To overcome those hurdles, Hill and other panel members urged farmers and others in agriculture to work with their ag organizations to build on efforts to communicate to consumers and others.

Ray Gaesser, who farms in Adams County, said it’s important for farmers to work with their farm organizations to amplify the message to consumers and others. "We are all in this together, but it will only work if we work together to communicate," he said.

Hill and Gaesser were joined on the panel by Stephanie Essick, a director of the Iowa Soybean Association; Bob Hemesath, president of the Iowa Corn Growers Association; and Paul Schickler, president of DuPont Pioneer.

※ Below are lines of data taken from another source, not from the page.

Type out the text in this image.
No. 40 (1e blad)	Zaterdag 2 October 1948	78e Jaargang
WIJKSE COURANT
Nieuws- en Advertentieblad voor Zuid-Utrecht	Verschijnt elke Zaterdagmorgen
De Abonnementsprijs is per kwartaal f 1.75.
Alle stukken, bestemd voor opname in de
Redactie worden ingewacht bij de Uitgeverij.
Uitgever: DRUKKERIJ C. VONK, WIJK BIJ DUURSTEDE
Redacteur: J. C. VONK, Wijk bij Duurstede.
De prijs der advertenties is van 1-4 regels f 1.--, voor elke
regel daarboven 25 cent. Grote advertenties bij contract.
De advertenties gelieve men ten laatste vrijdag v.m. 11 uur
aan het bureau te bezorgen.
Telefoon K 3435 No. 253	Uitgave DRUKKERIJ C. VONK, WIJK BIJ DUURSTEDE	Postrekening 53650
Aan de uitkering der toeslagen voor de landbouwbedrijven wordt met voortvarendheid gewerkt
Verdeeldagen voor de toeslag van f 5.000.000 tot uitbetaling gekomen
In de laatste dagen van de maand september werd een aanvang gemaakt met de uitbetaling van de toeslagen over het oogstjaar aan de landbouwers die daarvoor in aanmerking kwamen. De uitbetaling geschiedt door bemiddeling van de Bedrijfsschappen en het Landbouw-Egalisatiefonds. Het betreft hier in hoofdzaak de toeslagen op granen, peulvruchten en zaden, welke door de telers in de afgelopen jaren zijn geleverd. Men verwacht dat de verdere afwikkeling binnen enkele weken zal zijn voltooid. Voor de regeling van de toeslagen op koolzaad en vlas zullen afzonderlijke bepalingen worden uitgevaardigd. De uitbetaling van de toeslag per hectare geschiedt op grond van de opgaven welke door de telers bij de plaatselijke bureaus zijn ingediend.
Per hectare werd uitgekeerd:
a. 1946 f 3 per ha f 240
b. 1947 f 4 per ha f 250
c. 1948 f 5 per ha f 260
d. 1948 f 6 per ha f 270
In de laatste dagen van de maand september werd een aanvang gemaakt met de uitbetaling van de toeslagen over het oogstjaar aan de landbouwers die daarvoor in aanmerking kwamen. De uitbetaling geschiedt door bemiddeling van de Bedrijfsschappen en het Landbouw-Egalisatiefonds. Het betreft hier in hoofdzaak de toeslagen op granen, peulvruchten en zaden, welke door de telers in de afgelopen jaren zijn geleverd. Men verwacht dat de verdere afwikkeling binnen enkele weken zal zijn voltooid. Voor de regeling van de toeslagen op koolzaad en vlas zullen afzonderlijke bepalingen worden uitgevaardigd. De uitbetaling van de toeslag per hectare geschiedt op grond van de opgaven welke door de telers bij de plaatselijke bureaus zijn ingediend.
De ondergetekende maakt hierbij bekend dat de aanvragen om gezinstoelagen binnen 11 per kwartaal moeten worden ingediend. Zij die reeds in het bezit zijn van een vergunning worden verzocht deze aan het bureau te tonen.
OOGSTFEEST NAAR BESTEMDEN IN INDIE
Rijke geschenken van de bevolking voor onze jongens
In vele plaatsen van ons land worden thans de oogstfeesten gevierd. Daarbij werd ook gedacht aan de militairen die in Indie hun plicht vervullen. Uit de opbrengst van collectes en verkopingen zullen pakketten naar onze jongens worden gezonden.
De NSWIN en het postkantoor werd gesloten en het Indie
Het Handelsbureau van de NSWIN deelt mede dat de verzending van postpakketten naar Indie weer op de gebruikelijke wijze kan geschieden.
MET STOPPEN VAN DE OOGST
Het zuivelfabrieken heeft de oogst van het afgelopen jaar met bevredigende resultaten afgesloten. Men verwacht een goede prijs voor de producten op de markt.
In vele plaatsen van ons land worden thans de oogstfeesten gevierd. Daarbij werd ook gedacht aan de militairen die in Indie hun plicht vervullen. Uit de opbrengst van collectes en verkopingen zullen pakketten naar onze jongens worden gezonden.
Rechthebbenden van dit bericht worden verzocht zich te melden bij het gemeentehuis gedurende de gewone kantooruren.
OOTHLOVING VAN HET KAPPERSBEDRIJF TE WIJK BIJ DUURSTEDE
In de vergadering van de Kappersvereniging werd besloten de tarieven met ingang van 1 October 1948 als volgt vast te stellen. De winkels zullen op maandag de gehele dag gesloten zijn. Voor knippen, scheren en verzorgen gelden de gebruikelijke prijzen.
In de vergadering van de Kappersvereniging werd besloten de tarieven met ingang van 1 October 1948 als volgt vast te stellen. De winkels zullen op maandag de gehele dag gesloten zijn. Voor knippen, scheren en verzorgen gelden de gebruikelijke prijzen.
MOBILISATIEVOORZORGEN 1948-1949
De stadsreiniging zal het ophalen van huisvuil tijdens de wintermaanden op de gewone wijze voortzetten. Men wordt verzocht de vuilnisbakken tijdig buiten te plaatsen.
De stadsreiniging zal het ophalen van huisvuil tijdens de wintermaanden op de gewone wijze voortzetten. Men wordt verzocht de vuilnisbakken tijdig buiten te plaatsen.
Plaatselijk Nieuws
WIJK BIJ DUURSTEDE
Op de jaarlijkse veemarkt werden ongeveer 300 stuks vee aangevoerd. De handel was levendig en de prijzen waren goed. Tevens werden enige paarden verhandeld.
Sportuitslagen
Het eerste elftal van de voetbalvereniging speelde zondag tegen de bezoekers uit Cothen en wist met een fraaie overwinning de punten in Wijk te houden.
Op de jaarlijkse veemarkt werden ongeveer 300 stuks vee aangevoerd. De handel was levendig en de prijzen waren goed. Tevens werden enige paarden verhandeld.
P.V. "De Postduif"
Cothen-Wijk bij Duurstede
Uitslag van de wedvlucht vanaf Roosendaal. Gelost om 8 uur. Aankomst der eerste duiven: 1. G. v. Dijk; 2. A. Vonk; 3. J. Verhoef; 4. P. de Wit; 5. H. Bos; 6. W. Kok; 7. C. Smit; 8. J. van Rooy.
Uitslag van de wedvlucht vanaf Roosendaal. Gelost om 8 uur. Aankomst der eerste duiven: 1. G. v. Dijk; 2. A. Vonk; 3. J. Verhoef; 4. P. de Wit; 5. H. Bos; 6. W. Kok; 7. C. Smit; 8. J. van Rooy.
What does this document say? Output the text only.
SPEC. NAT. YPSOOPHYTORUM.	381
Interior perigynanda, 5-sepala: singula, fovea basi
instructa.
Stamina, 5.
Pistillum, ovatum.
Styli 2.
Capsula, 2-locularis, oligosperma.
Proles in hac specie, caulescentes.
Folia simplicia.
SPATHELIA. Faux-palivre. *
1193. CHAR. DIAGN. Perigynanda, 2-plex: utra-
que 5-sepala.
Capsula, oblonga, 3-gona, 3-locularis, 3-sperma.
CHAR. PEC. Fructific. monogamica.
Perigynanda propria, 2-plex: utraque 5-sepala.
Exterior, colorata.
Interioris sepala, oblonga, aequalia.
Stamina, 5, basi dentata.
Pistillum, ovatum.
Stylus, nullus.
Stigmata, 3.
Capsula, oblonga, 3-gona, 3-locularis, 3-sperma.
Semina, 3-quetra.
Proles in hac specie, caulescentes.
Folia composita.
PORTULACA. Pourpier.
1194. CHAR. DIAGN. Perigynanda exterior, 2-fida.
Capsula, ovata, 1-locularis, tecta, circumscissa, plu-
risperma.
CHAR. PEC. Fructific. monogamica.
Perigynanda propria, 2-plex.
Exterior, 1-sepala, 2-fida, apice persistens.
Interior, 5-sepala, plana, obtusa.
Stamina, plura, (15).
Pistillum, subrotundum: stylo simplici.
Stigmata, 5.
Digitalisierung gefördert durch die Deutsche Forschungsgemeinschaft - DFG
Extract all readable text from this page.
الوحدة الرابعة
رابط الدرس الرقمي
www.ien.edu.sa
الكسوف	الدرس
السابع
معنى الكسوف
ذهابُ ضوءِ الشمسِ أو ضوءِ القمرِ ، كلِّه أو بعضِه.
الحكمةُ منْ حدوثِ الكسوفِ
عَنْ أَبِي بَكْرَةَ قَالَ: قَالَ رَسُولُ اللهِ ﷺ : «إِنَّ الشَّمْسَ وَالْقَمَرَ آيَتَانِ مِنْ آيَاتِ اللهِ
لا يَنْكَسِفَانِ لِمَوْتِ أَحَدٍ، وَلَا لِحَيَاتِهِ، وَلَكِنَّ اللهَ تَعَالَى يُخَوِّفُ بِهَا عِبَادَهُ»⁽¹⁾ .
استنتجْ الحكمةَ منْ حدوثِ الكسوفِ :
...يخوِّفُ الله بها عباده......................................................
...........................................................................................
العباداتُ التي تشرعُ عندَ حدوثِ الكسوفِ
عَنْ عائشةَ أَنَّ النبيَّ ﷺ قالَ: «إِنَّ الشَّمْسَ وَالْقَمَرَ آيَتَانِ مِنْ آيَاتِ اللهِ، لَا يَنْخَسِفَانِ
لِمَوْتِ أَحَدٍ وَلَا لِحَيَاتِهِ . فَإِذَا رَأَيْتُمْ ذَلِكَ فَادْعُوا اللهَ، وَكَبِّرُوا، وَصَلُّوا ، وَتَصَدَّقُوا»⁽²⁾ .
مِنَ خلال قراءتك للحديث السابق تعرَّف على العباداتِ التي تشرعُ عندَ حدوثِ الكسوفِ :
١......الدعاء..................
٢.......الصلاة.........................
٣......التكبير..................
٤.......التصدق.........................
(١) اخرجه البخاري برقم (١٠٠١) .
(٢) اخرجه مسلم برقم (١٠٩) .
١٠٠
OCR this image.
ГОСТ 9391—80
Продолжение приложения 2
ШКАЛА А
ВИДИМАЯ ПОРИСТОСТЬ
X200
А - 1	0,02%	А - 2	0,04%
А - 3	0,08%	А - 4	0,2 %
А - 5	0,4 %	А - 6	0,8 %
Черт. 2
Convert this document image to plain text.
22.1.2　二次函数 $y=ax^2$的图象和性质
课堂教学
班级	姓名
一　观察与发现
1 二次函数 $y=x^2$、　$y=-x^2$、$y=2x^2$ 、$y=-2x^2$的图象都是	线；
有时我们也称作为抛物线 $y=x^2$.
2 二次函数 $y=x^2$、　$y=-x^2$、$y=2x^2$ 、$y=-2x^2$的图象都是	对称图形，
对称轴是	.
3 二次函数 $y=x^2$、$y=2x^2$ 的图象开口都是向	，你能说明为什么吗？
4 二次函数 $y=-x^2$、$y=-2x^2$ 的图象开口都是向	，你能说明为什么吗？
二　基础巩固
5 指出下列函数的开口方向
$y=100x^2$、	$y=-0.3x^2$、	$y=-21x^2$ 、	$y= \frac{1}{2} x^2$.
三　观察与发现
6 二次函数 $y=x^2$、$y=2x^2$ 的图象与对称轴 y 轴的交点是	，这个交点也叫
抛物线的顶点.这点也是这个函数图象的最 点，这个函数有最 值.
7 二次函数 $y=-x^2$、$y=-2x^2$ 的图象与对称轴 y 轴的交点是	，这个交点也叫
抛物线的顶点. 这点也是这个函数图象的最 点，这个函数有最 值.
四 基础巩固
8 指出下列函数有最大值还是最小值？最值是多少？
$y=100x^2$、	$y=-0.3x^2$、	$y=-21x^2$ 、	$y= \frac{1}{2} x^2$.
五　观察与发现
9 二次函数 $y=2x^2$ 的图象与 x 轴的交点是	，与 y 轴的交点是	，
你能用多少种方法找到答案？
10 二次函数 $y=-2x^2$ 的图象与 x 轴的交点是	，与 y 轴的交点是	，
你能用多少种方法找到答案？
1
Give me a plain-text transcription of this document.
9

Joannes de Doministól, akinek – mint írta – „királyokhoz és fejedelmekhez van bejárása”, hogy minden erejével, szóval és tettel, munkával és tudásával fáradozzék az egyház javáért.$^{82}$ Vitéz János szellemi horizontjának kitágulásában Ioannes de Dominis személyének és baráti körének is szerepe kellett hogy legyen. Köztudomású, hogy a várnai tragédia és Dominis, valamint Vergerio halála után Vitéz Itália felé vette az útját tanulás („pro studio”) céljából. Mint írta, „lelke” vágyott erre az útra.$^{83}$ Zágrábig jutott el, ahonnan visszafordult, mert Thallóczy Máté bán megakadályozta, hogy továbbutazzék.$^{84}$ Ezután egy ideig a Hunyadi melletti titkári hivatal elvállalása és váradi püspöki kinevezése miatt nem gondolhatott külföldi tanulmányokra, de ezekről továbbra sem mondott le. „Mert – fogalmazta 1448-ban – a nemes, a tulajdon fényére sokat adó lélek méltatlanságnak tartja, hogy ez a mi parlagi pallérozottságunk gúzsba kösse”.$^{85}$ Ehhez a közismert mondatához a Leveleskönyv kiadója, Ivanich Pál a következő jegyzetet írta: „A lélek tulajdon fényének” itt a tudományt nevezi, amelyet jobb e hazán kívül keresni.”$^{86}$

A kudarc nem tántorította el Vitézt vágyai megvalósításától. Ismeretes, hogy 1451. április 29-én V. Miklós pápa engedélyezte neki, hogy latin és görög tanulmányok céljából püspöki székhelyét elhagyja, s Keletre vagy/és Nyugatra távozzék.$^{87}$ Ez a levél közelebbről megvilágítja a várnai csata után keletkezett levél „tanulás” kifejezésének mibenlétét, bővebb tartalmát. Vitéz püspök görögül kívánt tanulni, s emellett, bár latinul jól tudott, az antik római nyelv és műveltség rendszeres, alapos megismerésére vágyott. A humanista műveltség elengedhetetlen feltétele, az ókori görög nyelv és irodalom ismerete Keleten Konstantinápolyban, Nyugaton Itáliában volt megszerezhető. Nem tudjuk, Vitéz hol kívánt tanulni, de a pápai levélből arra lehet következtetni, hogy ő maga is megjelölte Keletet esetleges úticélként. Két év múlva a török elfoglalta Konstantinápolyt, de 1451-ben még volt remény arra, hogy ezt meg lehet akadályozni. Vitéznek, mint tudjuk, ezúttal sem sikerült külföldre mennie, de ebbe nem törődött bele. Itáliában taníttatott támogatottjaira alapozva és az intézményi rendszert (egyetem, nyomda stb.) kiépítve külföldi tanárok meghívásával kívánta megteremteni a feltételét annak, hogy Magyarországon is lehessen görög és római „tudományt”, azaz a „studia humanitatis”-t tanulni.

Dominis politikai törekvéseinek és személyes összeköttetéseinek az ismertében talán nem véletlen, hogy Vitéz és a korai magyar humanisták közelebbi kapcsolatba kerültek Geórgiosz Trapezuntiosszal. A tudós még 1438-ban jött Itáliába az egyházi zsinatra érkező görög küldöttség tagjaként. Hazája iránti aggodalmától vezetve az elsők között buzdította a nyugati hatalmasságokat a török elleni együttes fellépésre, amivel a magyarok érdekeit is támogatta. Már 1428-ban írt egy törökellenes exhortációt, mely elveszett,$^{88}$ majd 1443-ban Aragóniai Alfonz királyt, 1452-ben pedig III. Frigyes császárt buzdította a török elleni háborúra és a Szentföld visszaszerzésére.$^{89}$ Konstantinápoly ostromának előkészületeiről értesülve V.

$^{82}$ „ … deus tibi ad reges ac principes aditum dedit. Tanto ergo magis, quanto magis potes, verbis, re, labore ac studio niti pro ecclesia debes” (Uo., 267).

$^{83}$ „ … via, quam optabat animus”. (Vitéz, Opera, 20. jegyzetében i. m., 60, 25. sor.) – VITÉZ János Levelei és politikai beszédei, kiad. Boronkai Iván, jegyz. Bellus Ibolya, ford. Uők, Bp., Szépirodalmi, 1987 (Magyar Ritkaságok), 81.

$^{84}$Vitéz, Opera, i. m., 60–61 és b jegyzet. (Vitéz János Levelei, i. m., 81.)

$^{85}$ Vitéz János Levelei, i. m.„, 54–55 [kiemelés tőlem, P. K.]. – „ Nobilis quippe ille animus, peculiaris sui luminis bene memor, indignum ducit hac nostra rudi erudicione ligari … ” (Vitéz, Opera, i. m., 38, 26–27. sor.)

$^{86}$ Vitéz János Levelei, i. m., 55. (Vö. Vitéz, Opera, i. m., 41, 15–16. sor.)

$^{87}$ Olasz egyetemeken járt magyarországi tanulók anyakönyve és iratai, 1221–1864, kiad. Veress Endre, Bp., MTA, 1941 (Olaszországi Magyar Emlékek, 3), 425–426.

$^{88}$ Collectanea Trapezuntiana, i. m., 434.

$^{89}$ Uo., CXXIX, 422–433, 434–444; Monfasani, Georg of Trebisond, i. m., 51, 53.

The discussion, which commemorated Pioneer’s 90 anniversary, was moderated by Iowa Agriculture Secretary Bill Northey.

Communication focus

Improved communication, and especially working to help consumers understand and appreciate today’s farming, will be the key to protecting farmers’ freedom to operate, Hill and other panel members said. They noted that Farm Bureau, along with farm groups in Iowa, have been putting increased emphasis on communicating with consumers and have beefed up efforts to counteract misinformation from activist groups.

Consumers, both in the United States and around the world, welcome more information and are looking for answers about food production, said Essick, a farmer from Clay County. They want to be assured that farmers care about the land, their animals and the environment, she said.

"It’s important for us to tell our stories and to connect with consumers on a personal level," Essick said.

That communication, Essick said, could be over social media or creating events to bring consumers to see farms first hand.

Speaking out for ag

It’s also important that farmers overcome the reluctance to talk about what they do and to start conversations with consumers and others interested in learning more, said Hemesath, who farms in Winneshiek County. "It really sounds simple, but we need to have the one-on-one conversations with people at the airport, the grocery store and after church about what we do and why," he said. "I know we tend to shy away from those conservations, but we’ve got to have them."

A key, Schickler said, is working to help consumers become more comfortable with the wide array of technologies that farmers use today. "It’s not going to be easy, and it’s not going to be quick, but it’s very necessary," he said.

Starting in schools

A very good place to start, Schickler suggested, is in schools helping students and teachers understand the importance of food production and an appreciation for what farmers do. "We’ve got to create a better understanding at a school level about what we do in farming to provide food for the world," he said.

Schickler also urged farmers to work to communicate with consumers on an emotional level. "Instead of communication about science and research, like we tend to do, the dialogue needs to be more about what consumers feel about their food and to reassure them about the safety."

Building consumer acceptance of new technology is vital today and in the future, Hill said. That’s because new tools, such as genome-editing system known as CRISPR, will help researchers develop a whole range of technologies that help plants resist disease, insects, drought and other things that hurt yields, he said.

"Farmers have to worry that we could lose access to those new technologies if society does not accept them," Hill said.